Here in San Diego, the Coronado bridge had a toll, which was supposed to end after it was paid for. It paid for itself, and the toll continued. The people in Coronado liked the toll 'cause it kept the riff-raff out, at least that's what the major of La Mesa said . . . The toll is now gone.
Jay,
The FHWA leaves out most spending at the local level (based on past experience with them) and also relies heavily on the theory that if 90% of people (let's say) drive, and if 90% of the money from property and sales taxes which is spent on transportation goes to roads for commuters, then nobody is getting subsidized.
My big problem with rail: When it stops, it stops and you are done. Ever sat through a transit strike?
My car takes me from where I am to where I want to go, when I want to go.
"I can always draw the line between profitable segments and subsidized segments, while you can reasonably point to the cost of the whole system." The thing is, you can't. The turnpike wouldn't be profitable if those unprofitable littel streets weren't connected to it.
"I think as it relates to this thread, there are nearly zero profitable segments in modern urban rail." Absolutely wrong. The MBTA Green Line trains that are absolutely packed between downtown stations are taking in more money than they cost to run, while they have wall to wall paying customers. But those runs wouldn't be full if there weren't lines out those people's homes, which probably don't make money. Or, the 6:00 outbound train that is full every day might not be if there weren't 6:40 and 7:30 trains every night, because the people who ride the train every day might not ride if they can't stay late once in a while.

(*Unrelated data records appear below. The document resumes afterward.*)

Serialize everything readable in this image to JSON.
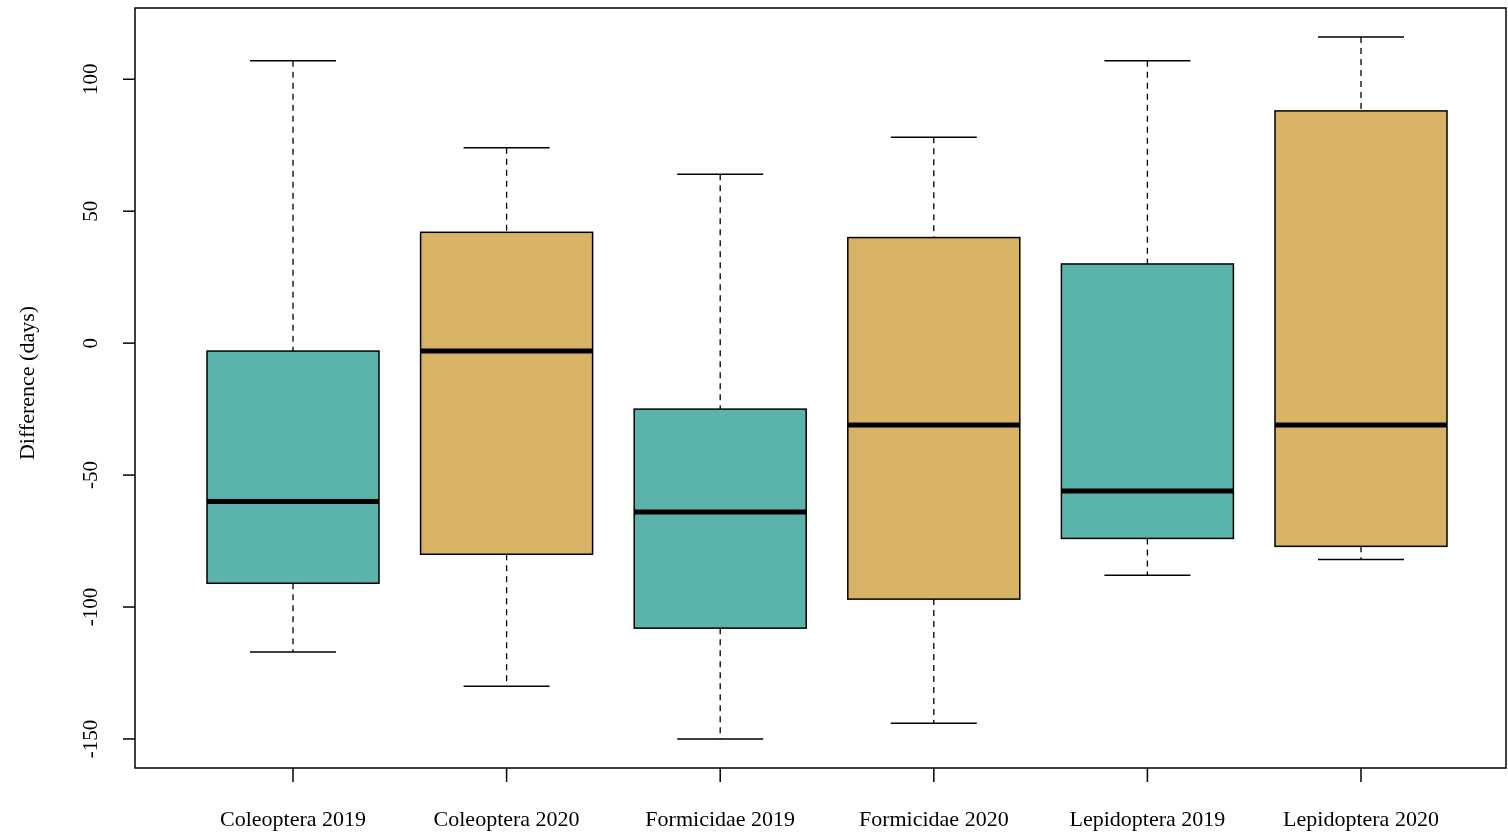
{
  "chart_data": {
    "type": "box",
    "ylabel": "Difference (days)",
    "categories": [
      "Coleoptera 2019",
      "Coleoptera 2020",
      "Formicidae 2019",
      "Formicidae 2020",
      "Lepidoptera 2019",
      "Lepidoptera 2020"
    ],
    "colors": [
      "#5ab4ac",
      "#d8b365",
      "#5ab4ac",
      "#d8b365",
      "#5ab4ac",
      "#d8b365"
    ],
    "boxes": [
      {
        "low": -117,
        "q1": -91,
        "median": -60,
        "q3": -3,
        "high": 107
      },
      {
        "low": -130,
        "q1": -80,
        "median": -3,
        "q3": 42,
        "high": 74
      },
      {
        "low": -150,
        "q1": -108,
        "median": -64,
        "q3": -25,
        "high": 64
      },
      {
        "low": -144,
        "q1": -97,
        "median": -31,
        "q3": 40,
        "high": 78
      },
      {
        "low": -88,
        "q1": -74,
        "median": -56,
        "q3": 30,
        "high": 107
      },
      {
        "low": -82,
        "q1": -77,
        "median": -31,
        "q3": 88,
        "high": 116
      }
    ],
    "ylim": [
      -161,
      127
    ],
    "yticks": [
      -150,
      -100,
      -50,
      0,
      50,
      100
    ],
    "grid": false
  }
}
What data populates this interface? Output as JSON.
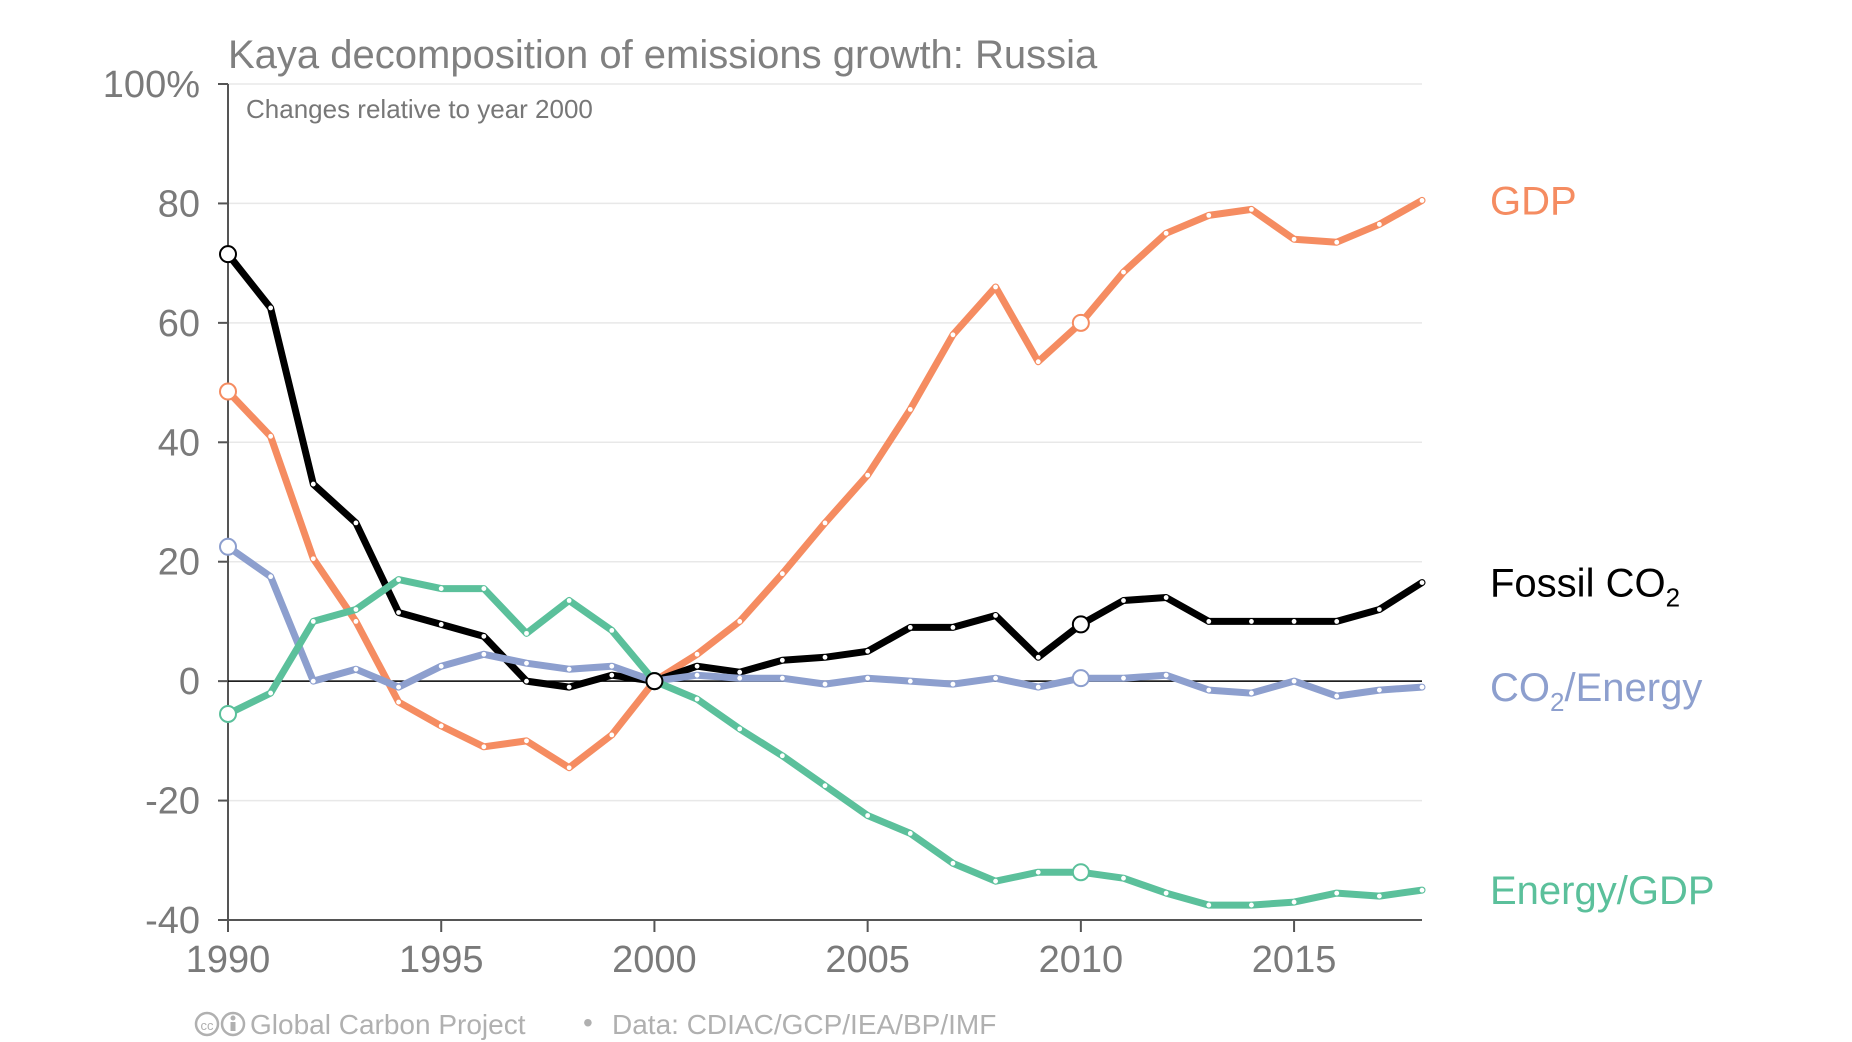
{
  "chart_data": {
    "type": "line",
    "title": "Kaya decomposition of emissions growth: Russia",
    "subtitle": "Changes relative to year 2000",
    "x": [
      1990,
      1991,
      1992,
      1993,
      1994,
      1995,
      1996,
      1997,
      1998,
      1999,
      2000,
      2001,
      2002,
      2003,
      2004,
      2005,
      2006,
      2007,
      2008,
      2009,
      2010,
      2011,
      2012,
      2013,
      2014,
      2015,
      2016,
      2017,
      2018
    ],
    "xlim": [
      1990,
      2018
    ],
    "xticks": [
      "1990",
      "1995",
      "2000",
      "2005",
      "2010",
      "2015"
    ],
    "ylim": [
      -40,
      100
    ],
    "yticks": [
      "100%",
      "80",
      "60",
      "40",
      "20",
      "0",
      "-20",
      "-40"
    ],
    "grid": true,
    "legend_placement": "right, at line ends",
    "highlight_years": [
      1990,
      2000,
      2010
    ],
    "series": [
      {
        "name": "GDP",
        "color": "#f58c61",
        "values": [
          48.5,
          41,
          20.5,
          10,
          -3.5,
          -7.5,
          -11,
          -10,
          -14.5,
          -9,
          0,
          4.5,
          10,
          18,
          26.5,
          34.5,
          45.5,
          58,
          66,
          53.5,
          60,
          68.5,
          75,
          78,
          79,
          74,
          73.5,
          76.5,
          80.5
        ]
      },
      {
        "name": "Fossil CO",
        "sub": "2",
        "color": "#000000",
        "values": [
          71.5,
          62.5,
          33,
          26.5,
          11.5,
          9.5,
          7.5,
          0,
          -1,
          1,
          0,
          2.5,
          1.5,
          3.5,
          4,
          5,
          9,
          9,
          11,
          4,
          9.5,
          13.5,
          14,
          10,
          10,
          10,
          10,
          12,
          16.5
        ]
      },
      {
        "name_pre": "CO",
        "sub": "2",
        "name": "/Energy",
        "color": "#8d9fce",
        "values": [
          22.5,
          17.5,
          0,
          2,
          -1,
          2.5,
          4.5,
          3,
          2,
          2.5,
          0,
          1,
          0.5,
          0.5,
          -0.5,
          0.5,
          0,
          -0.5,
          0.5,
          -1,
          0.5,
          0.5,
          1,
          -1.5,
          -2,
          0,
          -2.5,
          -1.5,
          -1
        ]
      },
      {
        "name": "Energy/GDP",
        "color": "#5bc09b",
        "values": [
          -5.5,
          -2,
          10,
          12,
          17,
          15.5,
          15.5,
          8,
          13.5,
          8.5,
          0,
          -3,
          -8,
          -12.5,
          -17.5,
          -22.5,
          -25.5,
          -30.5,
          -33.5,
          -32,
          -32,
          -33,
          -35.5,
          -37.5,
          -37.5,
          -37,
          -35.5,
          -36,
          -35
        ]
      }
    ]
  },
  "footer": {
    "cc_icon": "creative-commons-icon",
    "source": "Global Carbon Project",
    "separator": "•",
    "data": "Data: CDIAC/GCP/IEA/BP/IMF"
  }
}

Different elements of a transportation system have to be looked at by how they function as part of the whole system.
Brett/Equality:
ODOT's been working on widening the Sunset to three lanes between 217 and Sylvan for the last 18 months. That construction's part of why traffic there sucks so bad now. It'll be done in Sept. and handle twice as much traffic.
One thing any discussion of rail-versus-auto needs to consider is the likely evolution/revolution in automobiles. In less than 20 years, it's likely that automobiles will no longer be driven by people.
They will be driven by computers, and the distances between them and the speeds at which they'll move (passing by each other at right angles at intersections, at full speed, missing by inches!) will make all present discussions seem very quaint. Urban roads will easily have capacities of 3+ times their present capacities.
The light rail system being built here in the Triangle (Raleigh-Durham-Chapel Hill, NC) should be coming online just before computers take control of automobiles. Needless to say, the light rail system here will be a bloody disaster. Financially, at least.